If there’s hard proof about an improper email exchange between Loretta Lynch and former Democratic National Committee Chairwoman Debbie Wasserman Schultz, emails discussing the Hillary Clinton private-server investigation, Obama’s former attorney general is facing misconduct charges, i.e. she may end up with having to defend herself against misconduct while in public office.

And yes, that’s a serious felony which may land her up in jail for up to ten years, according to Judge Andrew Napolitano, a Fox News contributor. According to Judge Napolitano, but let’s quote the man himself:

“It is alleged, this document has not seen the light of day if it exists, that there are one or several emails between Debbie Wasserman Schultz and Loretta Lynch concerning the behavior that Loretta Lynch will take to further the DNC interests while Mrs. Lynch was attorney general,”

“It’s a felony. Depending upon exactly what they charged her with, it could be five or 10 years in jail. It’s very serious. It’s the equivalent of obstruction of justice. It’s the same allegation they are making about the president.”
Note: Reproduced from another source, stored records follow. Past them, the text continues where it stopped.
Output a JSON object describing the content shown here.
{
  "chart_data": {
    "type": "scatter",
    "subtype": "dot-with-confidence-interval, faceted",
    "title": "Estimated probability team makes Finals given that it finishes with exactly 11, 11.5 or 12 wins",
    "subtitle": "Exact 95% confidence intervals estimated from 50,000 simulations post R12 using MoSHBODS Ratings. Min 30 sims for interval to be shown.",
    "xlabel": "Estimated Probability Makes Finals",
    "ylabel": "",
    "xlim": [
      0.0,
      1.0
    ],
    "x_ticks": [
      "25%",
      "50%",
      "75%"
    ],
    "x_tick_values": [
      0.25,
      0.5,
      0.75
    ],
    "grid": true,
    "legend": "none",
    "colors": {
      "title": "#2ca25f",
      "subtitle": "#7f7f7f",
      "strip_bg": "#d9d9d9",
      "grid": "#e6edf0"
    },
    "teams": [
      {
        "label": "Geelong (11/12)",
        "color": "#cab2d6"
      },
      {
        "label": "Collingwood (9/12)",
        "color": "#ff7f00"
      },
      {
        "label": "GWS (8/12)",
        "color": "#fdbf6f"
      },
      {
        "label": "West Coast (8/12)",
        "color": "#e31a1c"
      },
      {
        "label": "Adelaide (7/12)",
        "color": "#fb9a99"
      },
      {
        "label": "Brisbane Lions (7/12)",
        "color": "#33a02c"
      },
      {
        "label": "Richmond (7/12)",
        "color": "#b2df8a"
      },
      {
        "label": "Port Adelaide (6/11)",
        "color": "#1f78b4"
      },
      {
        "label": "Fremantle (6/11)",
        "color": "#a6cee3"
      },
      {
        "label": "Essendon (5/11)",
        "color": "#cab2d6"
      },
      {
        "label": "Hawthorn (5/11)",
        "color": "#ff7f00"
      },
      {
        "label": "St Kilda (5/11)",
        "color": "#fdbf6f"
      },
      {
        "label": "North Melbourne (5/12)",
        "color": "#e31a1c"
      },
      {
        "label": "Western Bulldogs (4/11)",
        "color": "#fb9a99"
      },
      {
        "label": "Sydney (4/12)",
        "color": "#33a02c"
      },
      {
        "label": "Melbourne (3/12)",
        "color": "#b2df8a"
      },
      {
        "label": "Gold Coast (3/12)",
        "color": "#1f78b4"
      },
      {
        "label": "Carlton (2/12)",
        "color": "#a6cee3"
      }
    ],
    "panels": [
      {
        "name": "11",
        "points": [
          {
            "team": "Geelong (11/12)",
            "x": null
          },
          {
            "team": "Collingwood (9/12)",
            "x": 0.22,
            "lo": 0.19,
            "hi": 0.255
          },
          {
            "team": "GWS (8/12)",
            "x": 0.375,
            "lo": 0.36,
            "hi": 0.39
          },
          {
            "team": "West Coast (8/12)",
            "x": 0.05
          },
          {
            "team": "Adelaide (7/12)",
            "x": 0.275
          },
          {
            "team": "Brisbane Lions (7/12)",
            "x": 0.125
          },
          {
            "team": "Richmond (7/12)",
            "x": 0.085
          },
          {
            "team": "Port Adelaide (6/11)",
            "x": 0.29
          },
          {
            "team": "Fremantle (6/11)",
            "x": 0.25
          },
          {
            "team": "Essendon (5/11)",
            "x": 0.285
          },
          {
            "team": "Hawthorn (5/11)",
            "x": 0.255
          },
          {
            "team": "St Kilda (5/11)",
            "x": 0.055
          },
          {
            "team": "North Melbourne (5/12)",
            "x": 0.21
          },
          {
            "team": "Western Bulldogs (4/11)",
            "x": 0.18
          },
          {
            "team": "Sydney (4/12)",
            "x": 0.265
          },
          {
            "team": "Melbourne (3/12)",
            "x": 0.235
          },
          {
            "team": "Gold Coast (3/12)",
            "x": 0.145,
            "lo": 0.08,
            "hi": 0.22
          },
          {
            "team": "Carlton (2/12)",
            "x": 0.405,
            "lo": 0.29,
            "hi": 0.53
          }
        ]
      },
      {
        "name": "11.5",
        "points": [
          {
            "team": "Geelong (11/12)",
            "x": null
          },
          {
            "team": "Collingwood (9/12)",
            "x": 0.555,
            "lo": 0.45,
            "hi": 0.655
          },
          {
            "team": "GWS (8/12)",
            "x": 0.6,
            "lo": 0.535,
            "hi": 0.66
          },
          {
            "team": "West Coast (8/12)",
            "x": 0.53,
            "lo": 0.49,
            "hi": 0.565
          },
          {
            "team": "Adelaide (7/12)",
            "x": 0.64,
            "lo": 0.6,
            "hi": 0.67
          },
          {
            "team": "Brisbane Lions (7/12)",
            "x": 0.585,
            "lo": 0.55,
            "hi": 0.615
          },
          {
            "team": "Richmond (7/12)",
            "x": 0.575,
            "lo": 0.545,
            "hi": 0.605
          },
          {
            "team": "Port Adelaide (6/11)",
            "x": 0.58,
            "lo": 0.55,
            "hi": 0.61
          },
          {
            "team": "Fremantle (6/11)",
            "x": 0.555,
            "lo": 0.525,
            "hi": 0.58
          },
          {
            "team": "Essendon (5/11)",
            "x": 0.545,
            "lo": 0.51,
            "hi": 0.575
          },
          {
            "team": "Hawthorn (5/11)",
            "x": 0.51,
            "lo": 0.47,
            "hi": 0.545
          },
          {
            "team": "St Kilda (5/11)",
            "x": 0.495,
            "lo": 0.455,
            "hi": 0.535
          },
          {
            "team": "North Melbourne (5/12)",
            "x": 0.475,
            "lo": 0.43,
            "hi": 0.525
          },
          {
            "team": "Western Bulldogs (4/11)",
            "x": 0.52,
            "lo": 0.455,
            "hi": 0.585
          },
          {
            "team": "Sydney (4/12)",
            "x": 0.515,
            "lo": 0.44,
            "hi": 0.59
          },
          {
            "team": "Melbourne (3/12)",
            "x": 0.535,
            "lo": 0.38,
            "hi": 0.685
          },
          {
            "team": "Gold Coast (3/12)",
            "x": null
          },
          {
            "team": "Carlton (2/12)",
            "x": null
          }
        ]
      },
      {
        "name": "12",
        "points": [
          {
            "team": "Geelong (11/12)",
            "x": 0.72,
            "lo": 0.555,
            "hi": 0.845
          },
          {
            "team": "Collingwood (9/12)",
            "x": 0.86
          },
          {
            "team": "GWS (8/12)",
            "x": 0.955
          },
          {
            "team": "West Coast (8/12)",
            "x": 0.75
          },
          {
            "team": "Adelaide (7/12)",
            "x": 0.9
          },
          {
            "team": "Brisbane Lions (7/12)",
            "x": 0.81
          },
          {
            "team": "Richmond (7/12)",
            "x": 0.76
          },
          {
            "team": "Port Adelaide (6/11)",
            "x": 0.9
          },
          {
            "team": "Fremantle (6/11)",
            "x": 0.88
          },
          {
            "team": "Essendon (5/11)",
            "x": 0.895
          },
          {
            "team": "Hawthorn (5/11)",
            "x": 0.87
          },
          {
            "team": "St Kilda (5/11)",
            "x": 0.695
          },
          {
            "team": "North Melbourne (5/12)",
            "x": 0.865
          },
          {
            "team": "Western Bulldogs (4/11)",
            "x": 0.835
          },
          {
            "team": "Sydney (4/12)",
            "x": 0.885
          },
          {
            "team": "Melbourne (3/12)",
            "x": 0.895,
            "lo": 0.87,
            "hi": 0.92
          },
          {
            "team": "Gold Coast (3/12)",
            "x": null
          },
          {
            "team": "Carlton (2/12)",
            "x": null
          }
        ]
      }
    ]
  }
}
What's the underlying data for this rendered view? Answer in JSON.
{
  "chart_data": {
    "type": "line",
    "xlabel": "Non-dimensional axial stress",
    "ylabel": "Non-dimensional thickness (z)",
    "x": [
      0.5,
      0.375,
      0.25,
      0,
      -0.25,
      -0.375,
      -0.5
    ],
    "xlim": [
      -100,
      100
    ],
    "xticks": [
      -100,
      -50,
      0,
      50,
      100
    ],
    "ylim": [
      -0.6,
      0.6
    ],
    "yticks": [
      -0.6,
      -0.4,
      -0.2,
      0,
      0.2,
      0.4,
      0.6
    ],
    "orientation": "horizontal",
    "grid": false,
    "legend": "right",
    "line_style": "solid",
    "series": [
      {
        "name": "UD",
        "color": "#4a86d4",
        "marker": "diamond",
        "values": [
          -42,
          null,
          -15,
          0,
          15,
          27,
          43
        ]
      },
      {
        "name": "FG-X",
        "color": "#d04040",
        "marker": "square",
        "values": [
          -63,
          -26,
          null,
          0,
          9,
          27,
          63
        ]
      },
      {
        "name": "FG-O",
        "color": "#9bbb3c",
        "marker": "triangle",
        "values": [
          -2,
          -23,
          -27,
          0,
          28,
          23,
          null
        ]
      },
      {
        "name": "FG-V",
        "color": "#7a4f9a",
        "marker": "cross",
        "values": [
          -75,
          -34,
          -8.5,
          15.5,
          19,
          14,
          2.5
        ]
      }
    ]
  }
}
Loretta Lynch was formally warned by by Senator Chuck Grassley via a letter last Thursday about the Senate investigation into her conduct while she was serving as Obama’s AG. Also, she was asked about her relations with Debbie Wasserman Schultz:

“During your time in the Justice Department, did you ever have communications with Rep. Wasserman Schultz, her staff, her associates, or any other current or former DNC officials about the Clinton email investigation?”

reads the official letter. Senator Chuck Grassley’s inquiry comes in the aftermath of former FBI director James Comey’s testimony in front of a Senate Committee, during which he said he felt “queasy” after being asked by Loretta Lynch to refer to the FBI investigation into Hillary Clinton’s email server as a matter rather than a criminal investigation. Judge Napolitano explained:

This “terminology may be indicative of a mindset on the part of Attorney General Lynch that she was going to do whatever she could to prevent Mrs. Clinton from getting indicted.”